After a year-long delay, Chinese drugmaker BeiGene says FDA has completed its manufacturing inspection for the cancer drug tislelizumab and that its application is moving forward. BeiGene has partnered with Novartis on the drug. FDA had indefinitely delayed its decision whether to approve tislelizumab for second-line unresectable or metastatic esophageal squamous cell carcinoma (ESCC) last July due to COVID-related travel restrictions, according to the companies.
 
After ordering a stop to sales of mesh products for transvaginal repair of pelvic organ prolapse in 2019, FDA has been studying the products and published data from two aspects of its safety monitoring program. The agency noted that the most common adverse events reports noted pain, injury, disability, infection, inflammation, and nausea.
 
Bloomberg this week published an in-depth look at the conditions and regulatory lapses that led to a deadly outbreak of Pseudomonas aeruginosa linked to contaminated eye drops made by Indian firm Global Pharma Healthcare.

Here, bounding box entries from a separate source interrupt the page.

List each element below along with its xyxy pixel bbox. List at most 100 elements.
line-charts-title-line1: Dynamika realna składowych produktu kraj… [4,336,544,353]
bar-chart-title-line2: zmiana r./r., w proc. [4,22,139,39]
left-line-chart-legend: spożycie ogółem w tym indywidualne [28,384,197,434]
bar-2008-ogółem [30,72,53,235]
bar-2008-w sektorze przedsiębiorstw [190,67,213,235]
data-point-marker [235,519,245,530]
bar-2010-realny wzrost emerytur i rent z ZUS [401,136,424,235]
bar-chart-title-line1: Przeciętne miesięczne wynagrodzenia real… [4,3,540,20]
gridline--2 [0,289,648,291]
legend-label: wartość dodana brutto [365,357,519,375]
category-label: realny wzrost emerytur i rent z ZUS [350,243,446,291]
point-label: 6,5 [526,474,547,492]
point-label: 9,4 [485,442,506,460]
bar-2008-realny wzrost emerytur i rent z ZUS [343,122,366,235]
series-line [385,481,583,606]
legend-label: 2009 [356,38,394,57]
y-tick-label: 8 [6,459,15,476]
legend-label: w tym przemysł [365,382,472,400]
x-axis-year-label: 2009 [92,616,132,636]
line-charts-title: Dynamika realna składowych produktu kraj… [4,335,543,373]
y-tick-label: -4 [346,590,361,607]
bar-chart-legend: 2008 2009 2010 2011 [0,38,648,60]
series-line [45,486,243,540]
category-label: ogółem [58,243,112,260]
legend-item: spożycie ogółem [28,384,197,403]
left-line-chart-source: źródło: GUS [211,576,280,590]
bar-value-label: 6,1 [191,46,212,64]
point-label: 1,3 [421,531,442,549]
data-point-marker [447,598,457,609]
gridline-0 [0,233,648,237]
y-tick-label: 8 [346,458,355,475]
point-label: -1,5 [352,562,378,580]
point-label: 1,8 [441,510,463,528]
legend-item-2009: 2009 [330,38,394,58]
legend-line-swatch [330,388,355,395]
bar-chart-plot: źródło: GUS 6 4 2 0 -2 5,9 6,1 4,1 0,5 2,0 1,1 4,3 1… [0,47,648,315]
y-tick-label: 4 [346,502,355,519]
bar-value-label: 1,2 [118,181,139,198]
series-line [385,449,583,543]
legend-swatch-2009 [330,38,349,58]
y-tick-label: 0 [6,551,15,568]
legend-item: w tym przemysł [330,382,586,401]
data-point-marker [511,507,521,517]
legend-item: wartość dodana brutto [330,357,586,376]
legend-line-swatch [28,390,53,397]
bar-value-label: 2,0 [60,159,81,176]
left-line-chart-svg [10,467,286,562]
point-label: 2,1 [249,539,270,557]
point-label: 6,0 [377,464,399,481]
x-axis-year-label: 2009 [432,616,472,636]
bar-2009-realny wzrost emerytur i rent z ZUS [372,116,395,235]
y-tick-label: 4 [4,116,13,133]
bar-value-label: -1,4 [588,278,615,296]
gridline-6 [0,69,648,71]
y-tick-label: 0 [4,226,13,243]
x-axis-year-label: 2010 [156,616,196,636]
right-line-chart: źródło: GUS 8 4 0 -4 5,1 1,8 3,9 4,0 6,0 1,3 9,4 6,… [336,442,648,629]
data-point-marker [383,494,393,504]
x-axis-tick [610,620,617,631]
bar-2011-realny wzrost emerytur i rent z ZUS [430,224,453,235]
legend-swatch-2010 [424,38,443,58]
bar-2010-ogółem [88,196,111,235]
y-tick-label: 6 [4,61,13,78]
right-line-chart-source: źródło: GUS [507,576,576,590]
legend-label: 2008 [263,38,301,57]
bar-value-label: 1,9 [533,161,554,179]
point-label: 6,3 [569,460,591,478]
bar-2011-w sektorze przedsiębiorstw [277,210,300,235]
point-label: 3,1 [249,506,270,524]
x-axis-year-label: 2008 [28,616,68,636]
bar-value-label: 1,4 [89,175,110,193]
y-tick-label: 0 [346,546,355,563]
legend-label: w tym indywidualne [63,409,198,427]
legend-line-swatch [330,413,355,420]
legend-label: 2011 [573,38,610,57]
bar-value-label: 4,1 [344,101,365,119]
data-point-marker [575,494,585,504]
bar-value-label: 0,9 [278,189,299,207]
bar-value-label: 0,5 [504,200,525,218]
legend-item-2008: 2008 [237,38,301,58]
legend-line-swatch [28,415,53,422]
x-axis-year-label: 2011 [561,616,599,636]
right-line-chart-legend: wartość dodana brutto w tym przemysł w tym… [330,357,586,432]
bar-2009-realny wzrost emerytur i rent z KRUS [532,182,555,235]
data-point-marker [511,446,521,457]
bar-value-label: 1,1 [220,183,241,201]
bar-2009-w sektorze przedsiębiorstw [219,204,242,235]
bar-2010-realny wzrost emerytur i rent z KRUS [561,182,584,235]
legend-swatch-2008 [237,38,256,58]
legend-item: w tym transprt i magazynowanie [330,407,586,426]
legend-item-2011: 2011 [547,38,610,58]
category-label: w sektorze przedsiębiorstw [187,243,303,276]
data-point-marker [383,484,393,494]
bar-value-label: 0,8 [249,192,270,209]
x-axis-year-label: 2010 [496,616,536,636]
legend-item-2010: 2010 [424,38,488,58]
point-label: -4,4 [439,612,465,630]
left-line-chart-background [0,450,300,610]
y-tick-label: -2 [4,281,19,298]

The article, in part, attributes the outbreak to lax FDA oversight of over-the-counter drugs.
 
FDA researchers recently published a report on how drugs interact with food and how that affects their efficacy. Their findings show that a food’s pH and the length of time it is mixed with the drug affect the drug's performance.
 
The Center for Biologics Evaluation and Research (CBER) published the cumulative Regenerative Medicine Advanced Therapy (RMAT) designation requests it has received by fiscal year. For FY 2023, it received 27 total RMAT designation requests. Of those, nine were granted, 15 were denied, and none were withdrawn.
 
Medtech
 
FDA published revised final guidance on medical device development tools (MDDT) that the agency says streamlines the proposal phase and consolidates it with the incubator phase; clarifies and consolidates sections on qualification decision framework and process; expands certain definitions; and removes an outdated section on initiating MDDTs.
 
Medtronic is recalling almost 350,000 implantable cardioverter defibrillators (ICDs) and cardiac resynchronization therapy defibrillators (CRT-Ds) manufactured after July 2017 due to concerns they may deliver a reduced-energy shock, or no shock, potentially leading to serious injury or death. The recall comes a year after the company recalled more than 20,000 ICDs for similar issues and two years after it recalled 240,000 defibrillators over reduced battery life concerns.
 
FDA is warning consumers not to use ultrasound medical devices manufactured and distributed by RoyalVibe Health, CellQuicken, or Well-Being Reality. The agency says the safety and effectiveness of the devices have not been established to diagnose, treat, or cure medical conditions, and using them may cause adverse reactions such as pain, bruising, burns, scarring, nerve damage, muscle weakness, or numbness.